Life for the average Londoner was also very different from their lives today.  The Southwark end of London Bridge had poles where the heads of criminals were displayed.  There were so many of these that a “Keeper of the Heads” had to be employed.  A grisly job that must have been.

The sights and smells are recorded by Bryson with such edifying items as the leather tanners who steeped their products in vats of dog feces to make the leather more supple.  “No one reached a playhouse without encountering a good deal of odor.”

However, only when it is pointed out that Shakespeare introduced 2,035 new words to the English language, most of which are in common usage today, that you see what a towering literary giant he really was.  Consider these, “antipathy, critical, frugal, dwindle, extract, horrid, vast hereditary, excellent, eventful, barefaced, assassination, lonely, leapfrog, indistinguishable, well-read and zany” just for starters.

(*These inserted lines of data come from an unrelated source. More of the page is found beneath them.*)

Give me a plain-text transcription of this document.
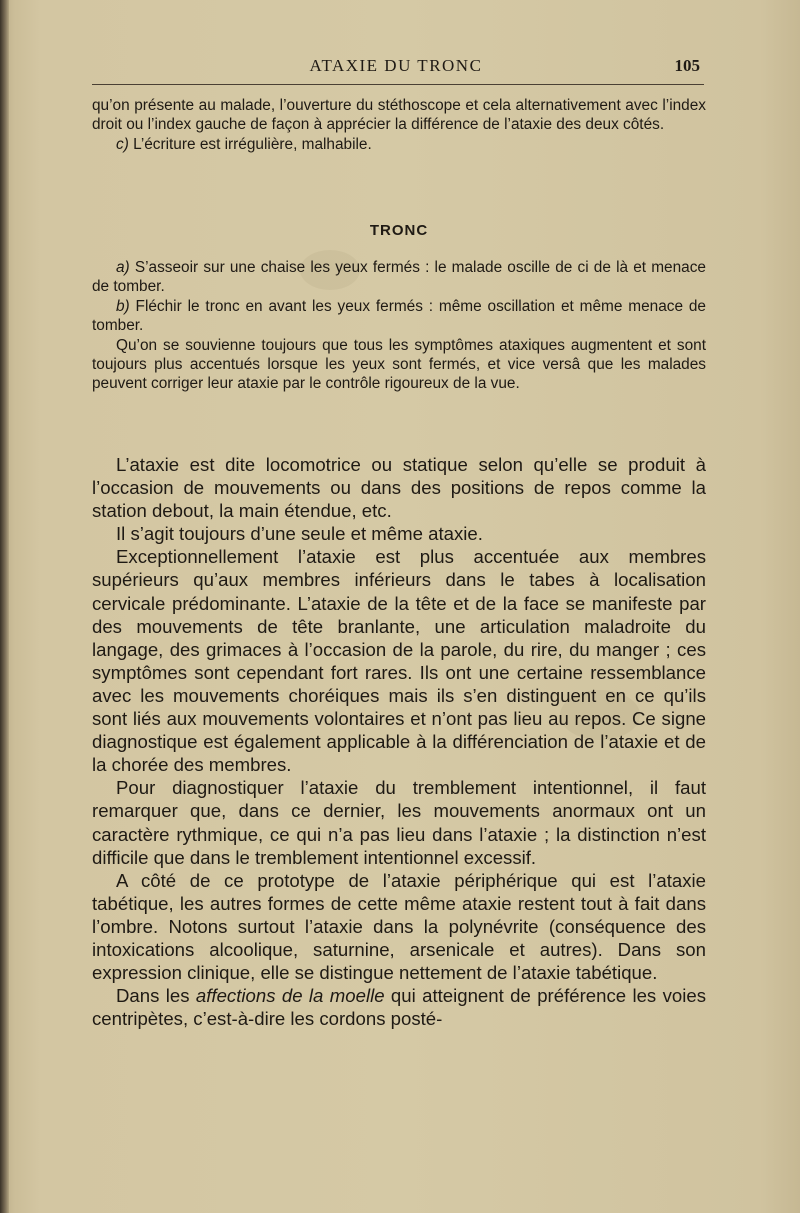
ATAXIE DU TRONC	105

qu’on présente au malade, l’ouverture du stéthoscope et cela alternativement avec l’index droit ou l’index gauche de façon à apprécier la différence de l’ataxie des deux côtés.

c) L’écriture est irrégulière, malhabile.

TRONC

a) S’asseoir sur une chaise les yeux fermés : le malade oscille de ci de là et menace de tomber.

b) Fléchir le tronc en avant les yeux fermés : même oscillation et même menace de tomber.

Qu’on se souvienne toujours que tous les symptômes ataxiques augmentent et sont toujours plus accentués lorsque les yeux sont fermés, et vice versâ que les malades peuvent corriger leur ataxie par le contrôle rigoureux de la vue.

L’ataxie est dite locomotrice ou statique selon qu’elle se produit à l’occasion de mouvements ou dans des positions de repos comme la station debout, la main étendue, etc.

Il s’agit toujours d’une seule et même ataxie.

Exceptionnellement l’ataxie est plus accentuée aux membres supérieurs qu’aux membres inférieurs dans le tabes à localisation cervicale prédominante. L’ataxie de la tête et de la face se manifeste par des mouvements de tête branlante, une articulation maladroite du langage, des grimaces à l’occasion de la parole, du rire, du manger ; ces symptômes sont cependant fort rares. Ils ont une certaine ressemblance avec les mouvements choréiques mais ils s’en distinguent en ce qu’ils sont liés aux mouvements volontaires et n’ont pas lieu au repos. Ce signe diagnostique est également applicable à la différenciation de l’ataxie et de la chorée des membres.

Pour diagnostiquer l’ataxie du tremblement intentionnel, il faut remarquer que, dans ce dernier, les mouvements anormaux ont un caractère rythmique, ce qui n’a pas lieu dans l’ataxie ; la distinction n’est difficile que dans le tremblement intentionnel excessif.

A côté de ce prototype de l’ataxie périphérique qui est l’ataxie tabétique, les autres formes de cette même ataxie restent tout à fait dans l’ombre. Notons surtout l’ataxie dans la polynévrite (conséquence des intoxications alcoolique, saturnine, arsenicale et autres). Dans son expression clinique, elle se distingue nettement de l’ataxie tabétique.

Dans les affections de la moelle qui atteignent de préférence les voies centripètes, c’est-à-dire les cordons posté-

This book does give the reader an insightful view of Shakespeare and the times.  At B. 485, this book deserves to sit beside Shakespeare’s sonnets.  Another example of how a mature writer can unearth facts, and present them in a readable and amusing fashion.  A truly enjoyable book, but heed Bryson’s final sentence, “Only one man had the circumstances and gifts to give us such incomparable works, and William Shakespeare of Stratford was unquestionable that man – whoever he was.”